Destruição ambiental

Amazônia registra maior desmatamento desde 2018, revelam dados do Inpe

A área desmatada entre 1º de agosto de 2018 e 31 de julho de 2019 equivale a aproximadamente 1,4 milhão de estádios de futebol


Dados do Instituto Nacional de Pesquisas Espaciais (Inpe) revelaram que a Amazônia registrou a maior taxa de desmatamento desde 2018. Entre 1º de agosto de 2018 e 31 de julho de 2019, 9.762 km² foram desmatados na Amazônia Legal, o que corresponde a um aumento de 29,5% em relação ao mesmo período dos doze meses anteriores, quando 7.536 km² foram destruídos.

A área desmatada equivale a aproximadamente 1,4 milhão de estádios de futebol. Os dados tiveram como base o Projeto de Monitoramento do Desmatamento na Amazônia Legal por Satélite (Prodes) e foram anunciados em São José dos Campos (SP) em um evento que contou com a presença dos ministros Ricardo Salles, do Meio Ambiente, e Marcos Pontes, da Ciência, e do diretor interino do Inpe, Darcton Damião. As informações são da Veja.

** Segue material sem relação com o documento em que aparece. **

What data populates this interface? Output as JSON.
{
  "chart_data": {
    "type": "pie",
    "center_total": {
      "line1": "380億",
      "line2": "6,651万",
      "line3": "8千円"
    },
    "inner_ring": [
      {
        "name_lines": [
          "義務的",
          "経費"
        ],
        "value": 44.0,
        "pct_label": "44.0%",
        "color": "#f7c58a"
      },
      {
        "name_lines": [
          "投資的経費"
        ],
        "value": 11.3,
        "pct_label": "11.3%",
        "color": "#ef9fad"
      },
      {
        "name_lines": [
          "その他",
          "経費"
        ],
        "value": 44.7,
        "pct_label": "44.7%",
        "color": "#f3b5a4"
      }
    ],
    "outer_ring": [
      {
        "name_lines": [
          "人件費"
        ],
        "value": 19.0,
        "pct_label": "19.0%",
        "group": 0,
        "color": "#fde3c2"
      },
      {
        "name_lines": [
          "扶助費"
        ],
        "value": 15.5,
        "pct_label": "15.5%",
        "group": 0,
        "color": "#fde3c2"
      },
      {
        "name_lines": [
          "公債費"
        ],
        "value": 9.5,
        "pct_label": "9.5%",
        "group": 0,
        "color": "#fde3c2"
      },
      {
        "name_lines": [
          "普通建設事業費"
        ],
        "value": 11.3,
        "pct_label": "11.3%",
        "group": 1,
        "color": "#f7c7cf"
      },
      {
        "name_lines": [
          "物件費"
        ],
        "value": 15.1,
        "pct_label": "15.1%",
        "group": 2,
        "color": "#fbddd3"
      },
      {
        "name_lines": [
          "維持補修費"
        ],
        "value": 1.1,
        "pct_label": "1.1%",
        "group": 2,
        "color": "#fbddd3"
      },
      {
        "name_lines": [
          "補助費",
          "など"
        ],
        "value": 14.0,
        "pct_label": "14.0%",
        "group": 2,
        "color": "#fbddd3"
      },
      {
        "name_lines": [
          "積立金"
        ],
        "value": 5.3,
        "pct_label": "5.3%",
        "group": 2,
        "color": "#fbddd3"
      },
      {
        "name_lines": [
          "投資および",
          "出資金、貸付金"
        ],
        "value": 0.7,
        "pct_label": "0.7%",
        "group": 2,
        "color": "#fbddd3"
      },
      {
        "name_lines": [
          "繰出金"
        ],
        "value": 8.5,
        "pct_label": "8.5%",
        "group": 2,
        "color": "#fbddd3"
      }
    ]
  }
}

O Prodes é considerado o sistema mais preciso para medir taxas anuais de desmatamento. Além dele, o Inpe utiliza o Deter, ferramenta que emite alertas à fiscalização em tempo real. Em julho, o Deter registrou 278% de aumento no desmatamento da Amazônia em relação ao mesmo período de 2018.

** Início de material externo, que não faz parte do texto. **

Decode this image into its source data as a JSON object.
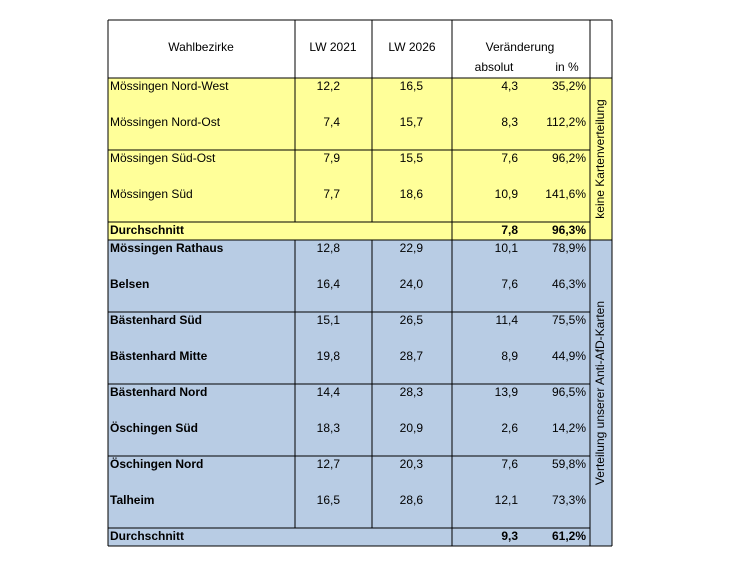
{
  "header": {
    "name": "Wahlbezirke",
    "lw2021": "LW 2021",
    "lw2026": "LW 2026",
    "change": "Veränderung",
    "absolute": "absolut",
    "percent": "in %"
  },
  "groups": [
    {
      "side_label": "keine Kartenverteilung",
      "color": "#ffff99",
      "rows": [
        [
          "Mössingen Nord-West",
          "12,2",
          "16,5",
          "4,3",
          "35,2%"
        ],
        [
          "Mössingen Nord-Ost",
          "7,4",
          "15,7",
          "8,3",
          "112,2%"
        ],
        [
          "Mössingen Süd-Ost",
          "7,9",
          "15,5",
          "7,6",
          "96,2%"
        ],
        [
          "Mössingen Süd",
          "7,7",
          "18,6",
          "10,9",
          "141,6%"
        ]
      ],
      "average": {
        "label": "Durchschnitt",
        "absolute": "7,8",
        "percent": "96,3%"
      }
    },
    {
      "side_label": "Verteilung unserer Anti-AfD-Karten",
      "color": "#b8cce4",
      "rows": [
        [
          "Mössingen Rathaus",
          "12,8",
          "22,9",
          "10,1",
          "78,9%"
        ],
        [
          "Belsen",
          "16,4",
          "24,0",
          "7,6",
          "46,3%"
        ],
        [
          "Bästenhard Süd",
          "15,1",
          "26,5",
          "11,4",
          "75,5%"
        ],
        [
          "Bästenhard Mitte",
          "19,8",
          "28,7",
          "8,9",
          "44,9%"
        ],
        [
          "Bästenhard Nord",
          "14,4",
          "28,3",
          "13,9",
          "96,5%"
        ],
        [
          "Öschingen Süd",
          "18,3",
          "20,9",
          "2,6",
          "14,2%"
        ],
        [
          "Öschingen Nord",
          "12,7",
          "20,3",
          "7,6",
          "59,8%"
        ],
        [
          "Talheim",
          "16,5",
          "28,6",
          "12,1",
          "73,3%"
        ]
      ],
      "average": {
        "label": "Durchschnitt",
        "absolute": "9,3",
        "percent": "61,2%"
      }
    }
  ]
}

De todos os estados que abrangem a Amazônia Legal, Pará, Rondônia, Mato Grosso e Amazonas foram responsáveis por mais de 80% de todo o desmatamento registrado.

Desde 1988 o Prodes é utilizado para monitorar, via satélites, o desmatamento. Na época, a área desmatada chegava a 20.000 km². Em 1995, o recorde de desmatamento foi batido, com 29.100 mil km² destruídos. Após esse período, as taxas começaram a cair e cresceram novamente nos anos 2000. Em 2004, 27.772 km² foram destruídos. Em 2012, a menor taxa da história foi registrada, com 4.571 km² desmatados. Os números aumentaram novamente a partir de 2017. Esses dados levam à conclusão de que o desmatamento deste ano foi o terceiro pior da série histórica.